21 janvier 2009

Comme le fantôme d'un jazzman dans la station Mir en déroute

Voilà un titre qui m'a plu et me plaît encore ! Un titre éminemment poétique et résolument pas de son époque(1). J'ai d'ailleurs cru dans un premier temps à un fausse piste dans le genre de L'Automne à Pékin de Boris Vian mais non : le dernier roman de Maurice G. DANTEC parle bel et bien du fantôme d'un jazzman dans la station Mir en déroute.

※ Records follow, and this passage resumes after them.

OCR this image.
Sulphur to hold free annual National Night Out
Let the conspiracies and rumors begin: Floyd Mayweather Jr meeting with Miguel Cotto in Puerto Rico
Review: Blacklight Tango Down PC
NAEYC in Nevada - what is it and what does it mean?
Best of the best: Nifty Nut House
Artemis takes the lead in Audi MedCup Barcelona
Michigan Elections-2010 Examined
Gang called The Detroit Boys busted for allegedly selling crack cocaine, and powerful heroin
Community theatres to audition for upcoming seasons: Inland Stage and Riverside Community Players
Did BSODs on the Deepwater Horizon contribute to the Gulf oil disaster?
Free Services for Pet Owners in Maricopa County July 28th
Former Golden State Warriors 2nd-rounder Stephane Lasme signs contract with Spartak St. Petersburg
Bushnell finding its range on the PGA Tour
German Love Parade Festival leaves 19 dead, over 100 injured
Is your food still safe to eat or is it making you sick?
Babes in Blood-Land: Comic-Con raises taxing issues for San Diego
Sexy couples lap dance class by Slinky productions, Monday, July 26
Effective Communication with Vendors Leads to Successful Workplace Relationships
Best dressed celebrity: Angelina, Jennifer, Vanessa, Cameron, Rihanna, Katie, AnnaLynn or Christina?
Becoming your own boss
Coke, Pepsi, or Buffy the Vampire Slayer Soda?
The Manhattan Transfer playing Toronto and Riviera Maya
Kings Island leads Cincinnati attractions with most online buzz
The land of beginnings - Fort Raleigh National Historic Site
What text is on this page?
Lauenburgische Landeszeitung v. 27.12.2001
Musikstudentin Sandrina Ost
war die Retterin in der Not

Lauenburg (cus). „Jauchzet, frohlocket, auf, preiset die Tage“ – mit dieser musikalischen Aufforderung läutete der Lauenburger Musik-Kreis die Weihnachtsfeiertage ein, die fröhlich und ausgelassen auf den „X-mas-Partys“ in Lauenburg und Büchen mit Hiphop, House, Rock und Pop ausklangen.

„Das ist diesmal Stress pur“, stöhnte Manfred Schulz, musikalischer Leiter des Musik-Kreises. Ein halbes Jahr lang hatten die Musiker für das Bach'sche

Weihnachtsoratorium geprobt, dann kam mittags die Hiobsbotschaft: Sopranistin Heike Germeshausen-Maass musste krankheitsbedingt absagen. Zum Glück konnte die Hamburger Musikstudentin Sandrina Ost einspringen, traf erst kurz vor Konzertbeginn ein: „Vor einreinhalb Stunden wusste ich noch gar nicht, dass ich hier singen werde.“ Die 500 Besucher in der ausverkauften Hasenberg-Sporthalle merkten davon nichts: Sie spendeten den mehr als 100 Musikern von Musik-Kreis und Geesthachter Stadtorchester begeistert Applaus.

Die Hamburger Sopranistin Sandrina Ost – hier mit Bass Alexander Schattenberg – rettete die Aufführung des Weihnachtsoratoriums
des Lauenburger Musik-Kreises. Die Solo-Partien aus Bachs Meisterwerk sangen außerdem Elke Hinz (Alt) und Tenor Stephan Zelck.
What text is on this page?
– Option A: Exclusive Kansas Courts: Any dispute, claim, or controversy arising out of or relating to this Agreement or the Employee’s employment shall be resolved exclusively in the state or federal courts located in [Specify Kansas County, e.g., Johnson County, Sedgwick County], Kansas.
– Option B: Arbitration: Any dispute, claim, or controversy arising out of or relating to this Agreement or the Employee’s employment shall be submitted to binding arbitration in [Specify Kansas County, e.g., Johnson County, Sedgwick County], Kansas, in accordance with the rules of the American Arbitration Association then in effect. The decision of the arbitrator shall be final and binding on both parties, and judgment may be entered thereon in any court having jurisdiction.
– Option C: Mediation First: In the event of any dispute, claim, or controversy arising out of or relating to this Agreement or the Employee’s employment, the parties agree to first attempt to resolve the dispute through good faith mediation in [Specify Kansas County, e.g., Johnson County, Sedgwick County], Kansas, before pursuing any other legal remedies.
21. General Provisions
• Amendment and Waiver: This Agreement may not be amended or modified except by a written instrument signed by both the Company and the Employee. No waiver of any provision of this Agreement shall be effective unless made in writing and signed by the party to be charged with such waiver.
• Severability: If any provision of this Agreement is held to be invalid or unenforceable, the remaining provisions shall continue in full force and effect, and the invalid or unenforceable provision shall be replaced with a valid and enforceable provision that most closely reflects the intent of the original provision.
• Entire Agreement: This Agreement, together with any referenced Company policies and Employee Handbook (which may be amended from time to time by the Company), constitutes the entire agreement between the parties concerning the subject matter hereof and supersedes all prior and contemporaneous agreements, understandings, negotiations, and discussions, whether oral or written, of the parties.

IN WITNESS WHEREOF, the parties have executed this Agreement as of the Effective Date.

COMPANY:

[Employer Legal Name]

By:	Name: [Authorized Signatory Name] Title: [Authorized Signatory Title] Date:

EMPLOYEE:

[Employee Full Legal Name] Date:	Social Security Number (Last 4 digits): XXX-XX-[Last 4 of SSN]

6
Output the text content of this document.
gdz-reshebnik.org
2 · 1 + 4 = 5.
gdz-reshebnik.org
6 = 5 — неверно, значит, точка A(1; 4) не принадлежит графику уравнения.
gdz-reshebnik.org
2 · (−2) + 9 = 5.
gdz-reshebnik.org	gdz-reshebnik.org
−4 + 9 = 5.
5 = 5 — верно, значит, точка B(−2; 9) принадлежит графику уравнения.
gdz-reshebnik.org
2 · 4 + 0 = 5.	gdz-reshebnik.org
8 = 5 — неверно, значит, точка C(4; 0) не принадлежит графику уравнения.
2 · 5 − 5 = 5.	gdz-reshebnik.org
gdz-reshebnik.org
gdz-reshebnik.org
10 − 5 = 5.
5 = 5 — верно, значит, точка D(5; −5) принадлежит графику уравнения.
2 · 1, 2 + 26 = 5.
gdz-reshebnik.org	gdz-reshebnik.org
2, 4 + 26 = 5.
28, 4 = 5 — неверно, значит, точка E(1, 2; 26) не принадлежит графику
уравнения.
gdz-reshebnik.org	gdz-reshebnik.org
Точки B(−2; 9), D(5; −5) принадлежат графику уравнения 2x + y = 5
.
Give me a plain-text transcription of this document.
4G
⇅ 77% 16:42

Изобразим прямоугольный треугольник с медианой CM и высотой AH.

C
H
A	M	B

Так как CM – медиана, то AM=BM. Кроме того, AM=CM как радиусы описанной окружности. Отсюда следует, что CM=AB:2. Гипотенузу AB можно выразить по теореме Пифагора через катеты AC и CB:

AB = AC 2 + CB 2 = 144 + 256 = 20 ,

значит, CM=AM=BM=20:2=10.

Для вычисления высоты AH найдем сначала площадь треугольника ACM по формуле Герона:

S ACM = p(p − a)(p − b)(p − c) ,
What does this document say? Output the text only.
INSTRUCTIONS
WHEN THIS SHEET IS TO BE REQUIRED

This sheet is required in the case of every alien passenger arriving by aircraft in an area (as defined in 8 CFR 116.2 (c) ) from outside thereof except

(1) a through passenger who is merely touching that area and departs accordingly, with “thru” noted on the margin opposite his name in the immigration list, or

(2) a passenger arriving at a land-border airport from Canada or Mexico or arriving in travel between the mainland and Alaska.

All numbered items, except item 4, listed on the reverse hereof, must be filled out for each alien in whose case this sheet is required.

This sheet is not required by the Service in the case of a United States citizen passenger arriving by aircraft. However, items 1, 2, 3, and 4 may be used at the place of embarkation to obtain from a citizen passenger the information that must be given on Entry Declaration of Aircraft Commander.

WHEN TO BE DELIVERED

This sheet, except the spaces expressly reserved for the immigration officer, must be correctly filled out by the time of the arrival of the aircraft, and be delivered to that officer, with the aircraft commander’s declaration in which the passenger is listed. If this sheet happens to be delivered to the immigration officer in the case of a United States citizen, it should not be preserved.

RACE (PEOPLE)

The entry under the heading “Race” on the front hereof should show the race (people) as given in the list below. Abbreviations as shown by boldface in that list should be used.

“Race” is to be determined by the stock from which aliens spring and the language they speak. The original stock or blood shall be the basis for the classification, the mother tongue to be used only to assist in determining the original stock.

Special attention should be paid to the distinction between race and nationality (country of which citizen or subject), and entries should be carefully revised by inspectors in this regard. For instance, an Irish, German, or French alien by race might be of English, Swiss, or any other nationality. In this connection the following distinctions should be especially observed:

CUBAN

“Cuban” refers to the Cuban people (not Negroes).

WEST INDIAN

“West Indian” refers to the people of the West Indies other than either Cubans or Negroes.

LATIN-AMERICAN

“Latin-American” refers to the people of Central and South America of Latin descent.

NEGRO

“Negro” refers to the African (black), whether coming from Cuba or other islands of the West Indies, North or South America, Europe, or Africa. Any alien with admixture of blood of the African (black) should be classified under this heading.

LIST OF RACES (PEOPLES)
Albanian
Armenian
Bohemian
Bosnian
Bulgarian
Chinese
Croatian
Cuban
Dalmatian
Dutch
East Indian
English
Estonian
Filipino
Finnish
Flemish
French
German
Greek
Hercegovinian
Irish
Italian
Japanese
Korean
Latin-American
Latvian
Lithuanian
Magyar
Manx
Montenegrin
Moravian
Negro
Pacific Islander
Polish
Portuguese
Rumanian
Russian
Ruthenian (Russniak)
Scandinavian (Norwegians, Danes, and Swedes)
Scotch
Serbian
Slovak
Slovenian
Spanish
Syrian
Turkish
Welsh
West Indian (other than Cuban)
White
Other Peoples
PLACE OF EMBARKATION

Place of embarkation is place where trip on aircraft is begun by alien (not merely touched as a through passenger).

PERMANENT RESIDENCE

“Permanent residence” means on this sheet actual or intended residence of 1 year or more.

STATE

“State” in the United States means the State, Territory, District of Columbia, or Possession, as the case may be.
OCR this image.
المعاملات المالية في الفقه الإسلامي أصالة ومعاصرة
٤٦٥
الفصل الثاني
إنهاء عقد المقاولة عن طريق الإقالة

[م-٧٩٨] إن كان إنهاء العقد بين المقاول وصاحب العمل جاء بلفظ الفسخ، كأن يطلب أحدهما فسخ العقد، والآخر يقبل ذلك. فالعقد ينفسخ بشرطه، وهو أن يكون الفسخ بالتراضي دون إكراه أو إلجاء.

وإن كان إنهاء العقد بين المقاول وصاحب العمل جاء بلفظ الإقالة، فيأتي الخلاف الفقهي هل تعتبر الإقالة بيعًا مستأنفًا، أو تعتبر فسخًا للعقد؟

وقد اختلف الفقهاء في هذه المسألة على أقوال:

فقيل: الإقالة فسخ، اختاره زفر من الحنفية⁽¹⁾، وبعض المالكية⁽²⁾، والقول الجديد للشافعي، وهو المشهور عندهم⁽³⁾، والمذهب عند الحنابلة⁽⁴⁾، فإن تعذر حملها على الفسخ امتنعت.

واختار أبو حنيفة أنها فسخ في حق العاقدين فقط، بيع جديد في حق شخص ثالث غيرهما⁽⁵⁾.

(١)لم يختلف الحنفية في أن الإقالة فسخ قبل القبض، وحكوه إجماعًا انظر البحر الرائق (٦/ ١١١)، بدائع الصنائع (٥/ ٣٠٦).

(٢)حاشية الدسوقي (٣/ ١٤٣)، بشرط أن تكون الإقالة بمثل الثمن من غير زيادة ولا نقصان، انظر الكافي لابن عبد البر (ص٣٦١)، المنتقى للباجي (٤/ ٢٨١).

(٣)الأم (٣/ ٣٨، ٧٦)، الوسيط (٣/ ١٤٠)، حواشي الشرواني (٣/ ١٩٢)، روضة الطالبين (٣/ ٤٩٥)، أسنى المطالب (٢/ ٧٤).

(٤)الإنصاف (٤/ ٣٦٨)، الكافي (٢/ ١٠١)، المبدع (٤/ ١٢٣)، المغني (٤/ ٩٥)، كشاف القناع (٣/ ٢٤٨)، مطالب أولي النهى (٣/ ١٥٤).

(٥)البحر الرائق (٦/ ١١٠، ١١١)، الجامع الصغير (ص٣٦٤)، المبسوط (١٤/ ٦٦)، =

Et pour réaliser ce tour de force - je veux dire inventer un roman qui colle à un titre pareil, si tant est que le titre soit apparu à Dantec avant le roman, ce que je pense - on peut dire que l'auteur part de loin. De très loin, même : 36 000 Km environ, la distance habituelle que prennent les satellites géostationnaires vis-à-vis de l'Equateur.

Les deux héros de ce livre forment un couple percutant et gentiment halluciné. Ce sont en effet deux jeunes déréglés profonds du cerveau, vivant dans une société internationale hystérique et ultraviolente, sorte de projection uchronique de notre bel occident. L'homme est celui qui raconte, il a la trentaine ; sa complice est une belle plante instruite et athlètique de 21 ans, qui répond au doux nom de Karen. Le roman s'ouvre sur le braquage d'une agence postale de quartier, dans Paris, raconté par le braqueur. S'ensuit une absence de course-poursuite, tellement le coup est parfait. Tout se complique comme de bien entendu dès que le couple en fuite, usurpant toute une flopée de nouvelles identités, commence à approcher de l'Equateur. Le tout baigne dans l'alcool et les cachetons, histoire de rester sérieux, et toute chose dans le récit est ultra et se compte en millions, question de modernité.

Trêve de moquerie, voici très certainement un roman qui détonne au milieu des parutions franco-françaises habituelles. L'action est pêchue et la langue couillue. On sent que Dantec a l'intention de déballer son engin littéraire. Ça aboutit assez inévitablement à des passages un peu puérils, tout dans la manifestation un peu adolescente d'une violence verbale dont le narrateur se gargarise. Plus embêtant : les efforts les plus visibles pour être moderne se soldent souvent par de grands moments de solitude narrative et de ringardisme esthétique. Tellement de références diverses sont citées, à commencer par le Kill Bill de Tarantino dès la couverture, que le roman tombe plusieurs fois dans un esthétisme à mon avis stérile. Même si je souscris par exemple à l'hommage rendu à Albert Ayler (qui joue le rôle du fantôme dans la station Mir en déroute), je cherche toujours ce que Dantec propose à son lecteur une fois qu'il a balancé ce nom et qu'il nous a raconté les circonstances louches de la mort du saxophoniste. Idem pour Orange mécanique, Cassius Clay, les lunettes Ray-Ban, Carl Perkins, Nelson Mandela et même la station Mir : tous sont cités dans le roman, mais pourquoi ?

J'ai fini par lire bien vite une bonne moitié de l'ouvrage. Ça se lit comme on zapperait à demi assoupi entre plusieurs programmes TV entrecoupés de pubs. Ça occupe incontestablement du temps de cerveau disponible, mais l'assemblage hirsute ne trouve aucune cohérence, et si je m'amuse parfois, je n'adhère pas pour autant. Pour moi le roman de Dantec bouillonne, mais mollement.


(1) Pour pondre un titre actuel, si vous écrivez un essai il faut l'appeler "Ce fantôme qui était un jazzman", ou bien "Ces auteurs qui choisissent de longs titres" ; si c'est un roman, "Métempsycose de la loutre" ou "Le Délire de l'astronaute". Par exemple.
211 pages, éd. Albin Michel - 16 €
Livre lu dans le cadre du programme Masse Critique de www.babelio.com

4 commentaires:

Anonyme a dit…

Gasp. Ça dépiaute !
Pauvre Dantec, il va en avaler son mégot ...
ah

Anonyme a dit…

Je n'ai pas lu ton billet en entier puisque je viens de commencer Comme le fantôme... C'est effectivement très péchu et le début me plait beaucoup. J'espèrais qu'il soit au niveau des ses premiers romans mais ça n'a pas l'air d'être le cas :-(

Anonyme a dit…

Je n'ai pas lu ton billet en entier puisque je viens de commencer le roman de Dantec. Je le trouve effectivement très péchu. Le début me plait beaucoup...

Nicolas a dit…

j'ai bien hâte de lire ton avis, Emma. Sur un bouquin aussi stylé, je pense qu'il est difficile de rester quelque part entre l'admiration et l'agacement.